19 ноября 2013 года умер мой дедушка, Александр Егорович Крайнов. Когда я был маленьким, то всегда задавался вопросом: почему люди плачут, когда умирает кто-то из близких? Человек же перешел в другой мир, освободился от всех трудностей, которые приходилось в этой жизни преодолевать, — зачем об этом плакать? Мне казалось, что, наоборот, нужно радоваться…

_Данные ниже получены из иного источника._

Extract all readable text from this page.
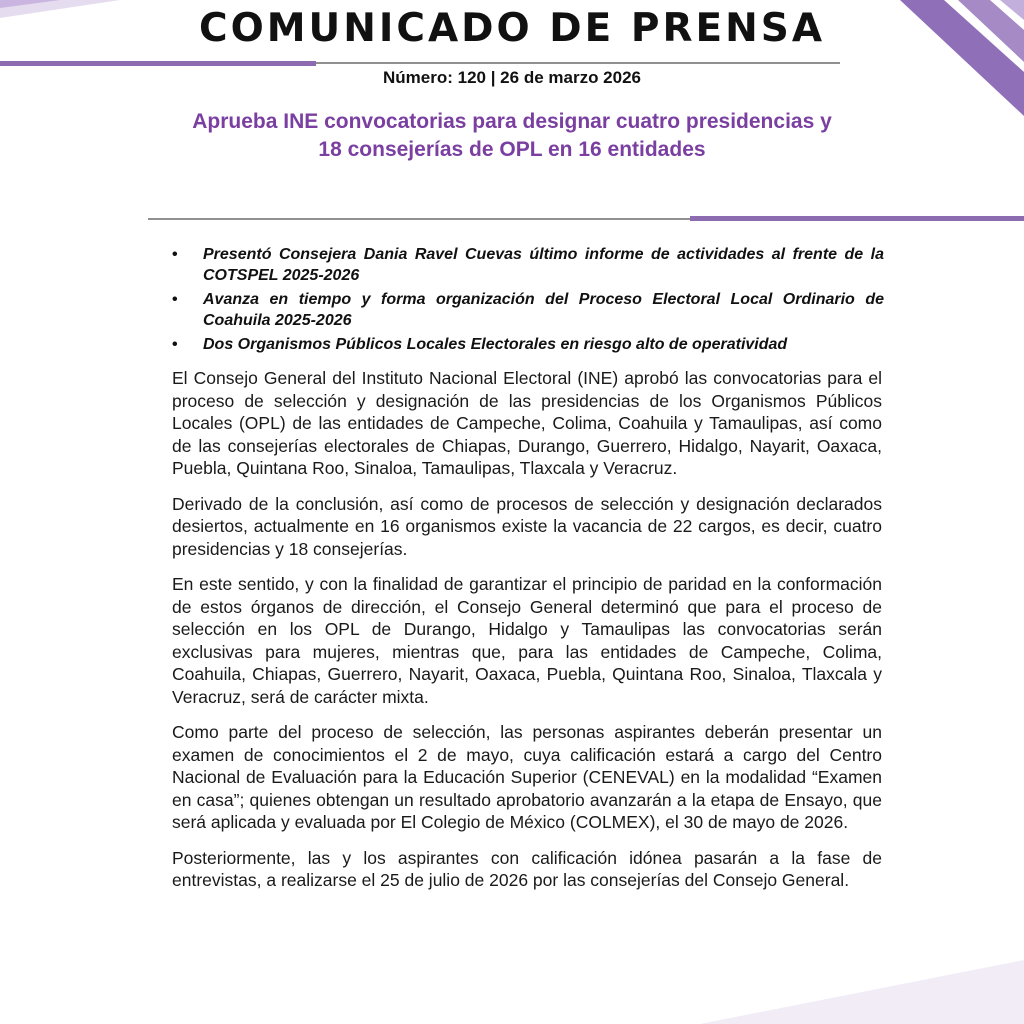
COMUNICADO DE PRENSA
Número: 120 | 26 de marzo 2026
Aprueba INE convocatorias para designar cuatro presidencias y
18 consejerías de OPL en 16 entidades
• Presentó Consejera Dania Ravel Cuevas último informe de actividades al frente de la COTSPEL 2025-2026
• Avanza en tiempo y forma organización del Proceso Electoral Local Ordinario de Coahuila 2025-2026
• Dos Organismos Públicos Locales Electorales en riesgo alto de operatividad

El Consejo General del Instituto Nacional Electoral (INE) aprobó las convocatorias para el proceso de selección y designación de las presidencias de los Organismos Públicos Locales (OPL) de las entidades de Campeche, Colima, Coahuila y Tamaulipas, así como de las consejerías electorales de Chiapas, Durango, Guerrero, Hidalgo, Nayarit, Oaxaca, Puebla, Quintana Roo, Sinaloa, Tamaulipas, Tlaxcala y Veracruz.

Derivado de la conclusión, así como de procesos de selección y designación declarados desiertos, actualmente en 16 organismos existe la vacancia de 22 cargos, es decir, cuatro presidencias y 18 consejerías.

En este sentido, y con la finalidad de garantizar el principio de paridad en la conformación de estos órganos de dirección, el Consejo General determinó que para el proceso de selección en los OPL de Durango, Hidalgo y Tamaulipas las convocatorias serán exclusivas para mujeres, mientras que, para las entidades de Campeche, Colima, Coahuila, Chiapas, Guerrero, Nayarit, Oaxaca, Puebla, Quintana Roo, Sinaloa, Tlaxcala y Veracruz, será de carácter mixta.

Como parte del proceso de selección, las personas aspirantes deberán presentar un examen de conocimientos el 2 de mayo, cuya calificación estará a cargo del Centro Nacional de Evaluación para la Educación Superior (CENEVAL) en la modalidad “Examen en casa”; quienes obtengan un resultado aprobatorio avanzarán a la etapa de Ensayo, que será aplicada y evaluada por El Colegio de México (COLMEX), el 30 de mayo de 2026.

Posteriormente, las y los aspirantes con calificación idónea pasarán a la fase de entrevistas, a realizarse el 25 de julio de 2026 por las consejerías del Consejo General.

В тот ноябрьский день в час дня я пришел из школы. До конца полугодия оставалось полтора месяца, но у меня были серьезные проблемы с математикой, хотя учусь я на «отлично». Помню, я разложил на столе тетради, чтобы решить несколько задач и тем самым наверстать упущенное, — я очень беспокоился по этому поводу. Родителей дома не было. И потому я стал первым, кто узнал, что дедушки больше нет — позвонили родственники из Москвы. Не помню, что я подумал тогда. Хотя нет, помню — я не поверил. Мне казалось, что надо мной подшутили. У дедушки никогда не было проблем со здоровьем, в 69 лет он обливался ледяной водой в мороз, занимался спортом. Я не мог представить его мертвым, говорил себе: «Он жив».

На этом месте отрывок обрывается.